"So it would," I agreed. "And, besides, Billy has three brothers and two sisters coming along, and Grisdale père is only moderately well-to-do, as fortunes go nowadays."

Instantly Miss Edith's straight-browed eyes flashed blue fire.

"Money—always and forever money!" she flamed out. "I haven't heard anything else all my life! One would think that heaven itself was paved with it and that the angels wear gold coins for charmstrings. I hate it!"

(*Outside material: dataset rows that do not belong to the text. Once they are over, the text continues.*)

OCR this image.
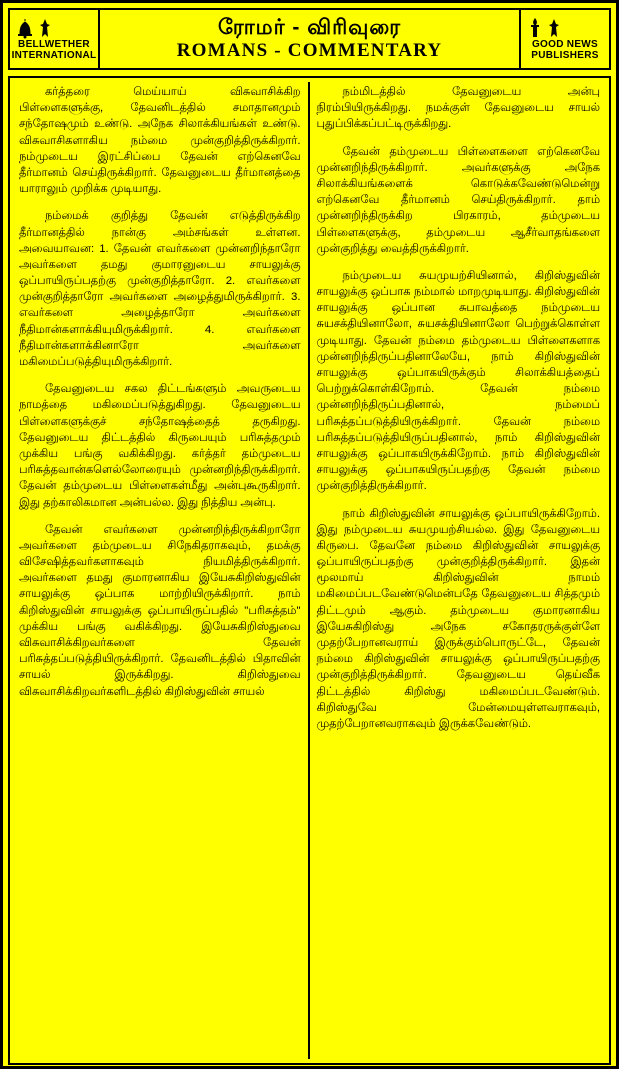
BELLWETHER
INTERNATIONAL
ரோமர் - விரிவுரை
ROMANS - COMMENTARY	GOOD NEWS
PUBLISHERS

கர்த்தரை மெய்யாய் விசுவாசிக்கிற பிள்ளைகளுக்கு, தேவனிடத்தில் சமாதானமும் சந்தோஷமும் உண்டு. அநேக சிலாக்கியங்கள் உண்டு. விசுவாசிகளாகிய நம்மை முன்குறித்திருக்கிறார். நம்முடைய இரட்சிப்பை தேவன் எற்கெனவே தீர்மானம் செய்திருக்கிறார். தேவனுடைய தீர்மானத்தை யாராலும் முறிக்க முடியாது.

நம்மைக் குறித்து தேவன் எடுத்திருக்கிற தீர்மானத்தில் நான்கு அம்சங்கள் உள்ளன. அவையாவன: 1. தேவன் எவர்களை முன்னறிந்தாரோ அவர்களை தமது குமாரனுடைய சாயலுக்கு ஒப்பாயிருப்பதற்கு முன்குறித்தாரோ. 2. எவர்களை முன்குறித்தாரோ அவர்களை அழைத்துமிருக்கிறார். 3. எவர்களை அழைத்தாரோ அவர்களை நீதிமான்களாக்கியுமிருக்கிறார். 4. எவர்களை நீதிமான்களாக்கினாரோ அவர்களை மகிமைப்படுத்தியுமிருக்கிறார்.

தேவனுடைய சகல திட்டங்களும் அவருடைய நாமத்தை மகிமைப்படுத்துகிறது. தேவனுடைய பிள்ளைகளுக்குச் சந்தோஷத்தைத் தருகிறது. தேவனுடைய திட்டத்தில் கிருபையும் பரிசுத்தமும் முக்கிய பங்கு வகிக்கிறது. கர்த்தர் தம்முடைய பரிசுத்தவான்களெல்லோரையும் முன்னறிந்திருக்கிறார். தேவன் தம்முடைய பிள்ளைகள்மீது அன்புகூருகிறார். இது தற்காலிகமான அன்பல்ல. இது நித்திய அன்பு.

தேவன் எவர்களை முன்னறிந்திருக்கிறாரோ அவர்களை தம்முடைய சிநேகிதராகவும், தமக்கு விசேஷித்தவர்களாகவும் நியமித்திருக்கிறார். அவர்களை தமது குமாரனாகிய இயேசுகிறிஸ்துவின் சாயலுக்கு ஒப்பாக மாற்றியிருக்கிறார். நாம் கிறிஸ்துவின் சாயலுக்கு ஒப்பாயிருப்பதில் "பரிசுத்தம்" முக்கிய பங்கு வகிக்கிறது. இயேசுகிறிஸ்துவை விசுவாசிக்கிறவர்களை தேவன் பரிசுத்தப்படுத்தியிருக்கிறார். தேவனிடத்தில் பிதாவின் சாயல் இருக்கிறது. கிறிஸ்துவை விசுவாசிக்கிறவர்களிடத்தில் கிறிஸ்துவின் சாயல்

நம்மிடத்தில் தேவனுடைய அன்பு நிரம்பியிருக்கிறது. நமக்குள் தேவனுடைய சாயல் புதுப்பிக்கப்பட்டிருக்கிறது.

தேவன் தம்முடைய பிள்ளைகளை எற்கெனவே முன்னறிந்திருக்கிறார். அவர்களுக்கு அநேக சிலாக்கியங்களைக் கொடுக்கவேண்டுமென்று எற்கெனவே தீர்மானம் செய்திருக்கிறார். தாம் முன்னறிந்திருக்கிற பிரகாரம், தம்முடைய பிள்ளைகளுக்கு, தம்முடைய ஆசீர்வாதங்களை முன்குறித்து வைத்திருக்கிறார்.

நம்முடைய சுயமுயற்சியினால், கிறிஸ்துவின் சாயலுக்கு ஒப்பாக நம்மால் மாறமுடியாது. கிறிஸ்துவின் சாயலுக்கு ஒப்பான சுபாவத்தை நம்முடைய சுயசக்தியினாலோ, சுயசக்தியினாலோ பெற்றுக்கொள்ள முடியாது. தேவன் நம்மை தம்முடைய பிள்ளைகளாக முன்னறிந்திருப்பதினாலேயே, நாம் கிறிஸ்துவின் சாயலுக்கு ஒப்பாகயிருக்கும் சிலாக்கியத்தைப் பெற்றுக்கொள்கிறோம். தேவன் நம்மை முன்னறிந்திருப்பதினால், நம்மைப் பரிசுத்தப்படுத்தியிருக்கிறார். தேவன் நம்மை பரிசுத்தப்படுத்தியிருப்பதினால், நாம் கிறிஸ்துவின் சாயலுக்கு ஒப்பாகயிருக்கிறோம். நாம் கிறிஸ்துவின் சாயலுக்கு ஒப்பாகயிருப்பதற்கு தேவன் நம்மை முன்குறித்திருக்கிறார்.

நாம் கிறிஸ்துவின் சாயலுக்கு ஒப்பாயிருக்கிறோம். இது நம்முடைய சுயமுயற்சியல்ல. இது தேவனுடைய கிருபை. தேவனே நம்மை கிறிஸ்துவின் சாயலுக்கு ஒப்பாயிருப்பதற்கு முன்குறித்திருக்கிறார். இதன் மூலமாய் கிறிஸ்துவின் நாமம் மகிமைப்படவேண்டுமென்பதே தேவனுடைய சித்தமும் திட்டமும் ஆகும். தம்முடைய குமாரனாகிய இயேசுகிறிஸ்து அநேக சகோதரருக்குள்ளே முதற்பேறானவராய் இருக்கும்பொருட்டே, தேவன் நம்மை கிறிஸ்துவின் சாயலுக்கு ஒப்பாயிருப்பதற்கு முன்குறித்திருக்கிறார். தேவனுடைய தெய்வீக திட்டத்தில் கிறிஸ்து மகிமைப்படவேண்டும். கிறிஸ்துவே மேன்மையுள்ளவராகவும், முதற்பேறானவராகவும் இருக்கவேண்டும்.
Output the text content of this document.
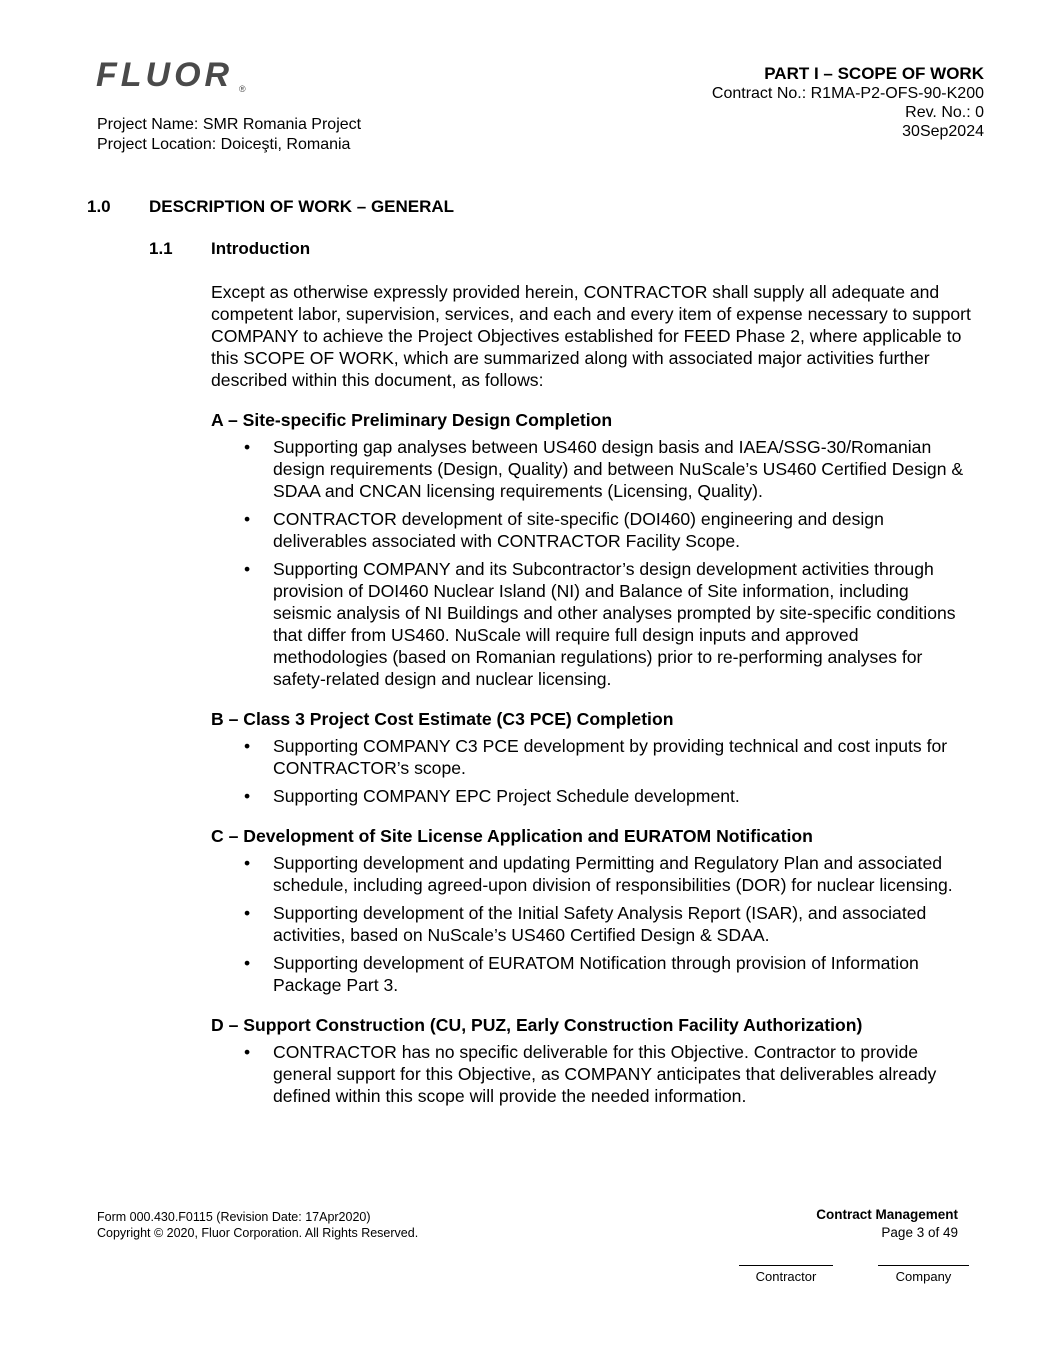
FLUOR ®
Project Name: SMR Romania Project
Project Location: Doiceşti, Romania
PART I – SCOPE OF WORK
Contract No.: R1MA-P2-OFS-90-K200
Rev. No.: 0
30Sep2024
1.0 DESCRIPTION OF WORK – GENERAL
1.1 Introduction

Except as otherwise expressly provided herein, CONTRACTOR shall supply all adequate and competent labor, supervision, services, and each and every item of expense necessary to support COMPANY to achieve the Project Objectives established for FEED Phase 2, where applicable to this SCOPE OF WORK, which are summarized along with associated major activities further described within this document, as follows:

A – Site-specific Preliminary Design Completion
• Supporting gap analyses between US460 design basis and IAEA/SSG-30/Romanian design requirements (Design, Quality) and between NuScale’s US460 Certified Design & SDAA and CNCAN licensing requirements (Licensing, Quality).
• CONTRACTOR development of site-specific (DOI460) engineering and design deliverables associated with CONTRACTOR Facility Scope.
• Supporting COMPANY and its Subcontractor’s design development activities through provision of DOI460 Nuclear Island (NI) and Balance of Site information, including seismic analysis of NI Buildings and other analyses prompted by site-specific conditions that differ from US460. NuScale will require full design inputs and approved methodologies (based on Romanian regulations) prior to re-performing analyses for safety-related design and nuclear licensing.
B – Class 3 Project Cost Estimate (C3 PCE) Completion
• Supporting COMPANY C3 PCE development by providing technical and cost inputs for CONTRACTOR’s scope.
• Supporting COMPANY EPC Project Schedule development.
C – Development of Site License Application and EURATOM Notification
• Supporting development and updating Permitting and Regulatory Plan and associated schedule, including agreed-upon division of responsibilities (DOR) for nuclear licensing.
• Supporting development of the Initial Safety Analysis Report (ISAR), and associated activities, based on NuScale’s US460 Certified Design & SDAA.
• Supporting development of EURATOM Notification through provision of Information Package Part 3.
D – Support Construction (CU, PUZ, Early Construction Facility Authorization)
• CONTRACTOR has no specific deliverable for this Objective. Contractor to provide general support for this Objective, as COMPANY anticipates that deliverables already defined within this scope will provide the needed information.
Form 000.430.F0115 (Revision Date: 17Apr2020)
Copyright © 2020, Fluor Corporation. All Rights Reserved.
Contract Management
Page 3 of 49
Contractor	Company
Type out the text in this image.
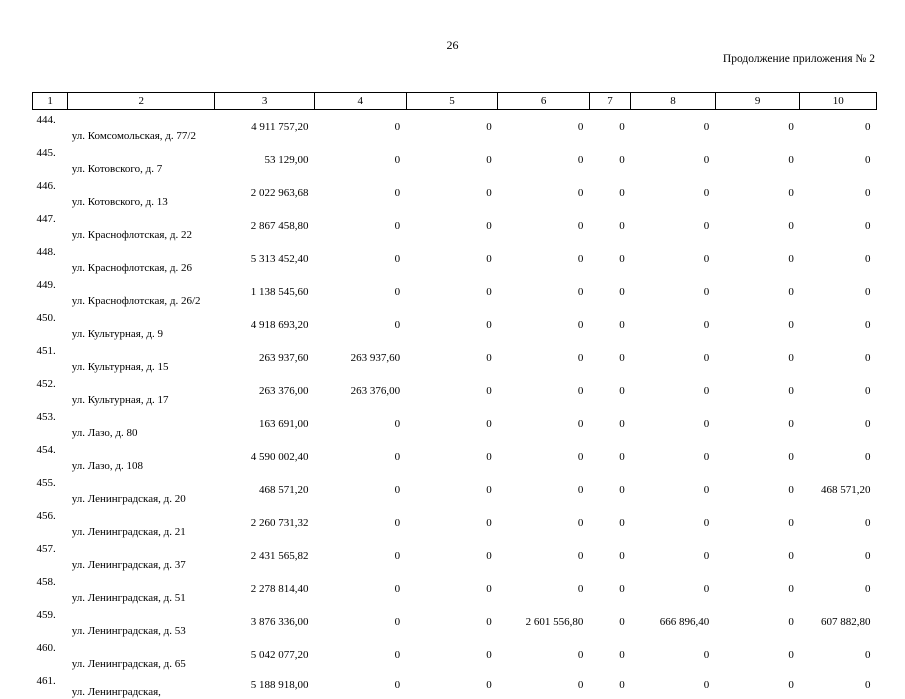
26
Продолжение приложения № 2
1	2	3	4	5	6	7	8	9	10
444.	ул. Комсомольская, д. 77/2	4 911 757,20	0	0	0	0	0	0	0
445.	ул. Котовского, д. 7	53 129,00	0	0	0	0	0	0	0
446.	ул. Котовского, д. 13	2 022 963,68	0	0	0	0	0	0	0
447.	ул. Краснофлотская, д. 22	2 867 458,80	0	0	0	0	0	0	0
448.	ул. Краснофлотская, д. 26	5 313 452,40	0	0	0	0	0	0	0
449.	ул. Краснофлотская, д. 26/2	1 138 545,60	0	0	0	0	0	0	0
450.	ул. Культурная, д. 9	4 918 693,20	0	0	0	0	0	0	0
451.	ул. Культурная, д. 15	263 937,60	263 937,60	0	0	0	0	0	0
452.	ул. Культурная, д. 17	263 376,00	263 376,00	0	0	0	0	0	0
453.	ул. Лазо, д. 80	163 691,00	0	0	0	0	0	0	0
454.	ул. Лазо, д. 108	4 590 002,40	0	0	0	0	0	0	0
455.	ул. Ленинградская, д. 20	468 571,20	0	0	0	0	0	0	468 571,20
456.	ул. Ленинградская, д. 21	2 260 731,32	0	0	0	0	0	0	0
457.	ул. Ленинградская, д. 37	2 431 565,82	0	0	0	0	0	0	0
458.	ул. Ленинградская, д. 51	2 278 814,40	0	0	0	0	0	0	0
459.	ул. Ленинградская, д. 53	3 876 336,00	0	0	2 601 556,80	0	666 896,40	0	607 882,80
460.	ул. Ленинградская, д. 65	5 042 077,20	0	0	0	0	0	0	0
461.	ул. Ленинградская,	5 188 918,00	0	0	0	0	0	0	0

"Oh, no, you don't," I hastened to say. "It's a good, broad-backed little beast, and you can always count upon it for carrying the load. And Billy will probably have to make his own way, without even so much as a loan of the little beast."

"I don't care! I think it is perfectly frightful the way we bow down and kowtow to your beast—the great god Cash! I'd rather wash dishes and make bread—for two!"

This seemed to be verging toward the edge of things serious. I knew that Mrs. Van Tromp was suffering Billy only because he was so absurdly young as to be supposedly harmless. But if Edith, the healthy-bodied and strong-willed, were even beginning to take notice, there was trouble ahead.

"We can none of us afford to defy the conventions, my dear girl," I cautioned, taking the avuncular rôle she had tried to thrust upon me. "And we mustn't let ourselves get into narrow little ruts. The play's the thing, and we are only a part of the audience—you and I."

"The play?" she echoed doubtfully. "You mean the—the——"

"I mean the great human comedy, of course. It is going on all around us, all the time."

"I don't get you," she said, in the free phrase which may have been her own, or may have been a Billy Grisdale transplantation.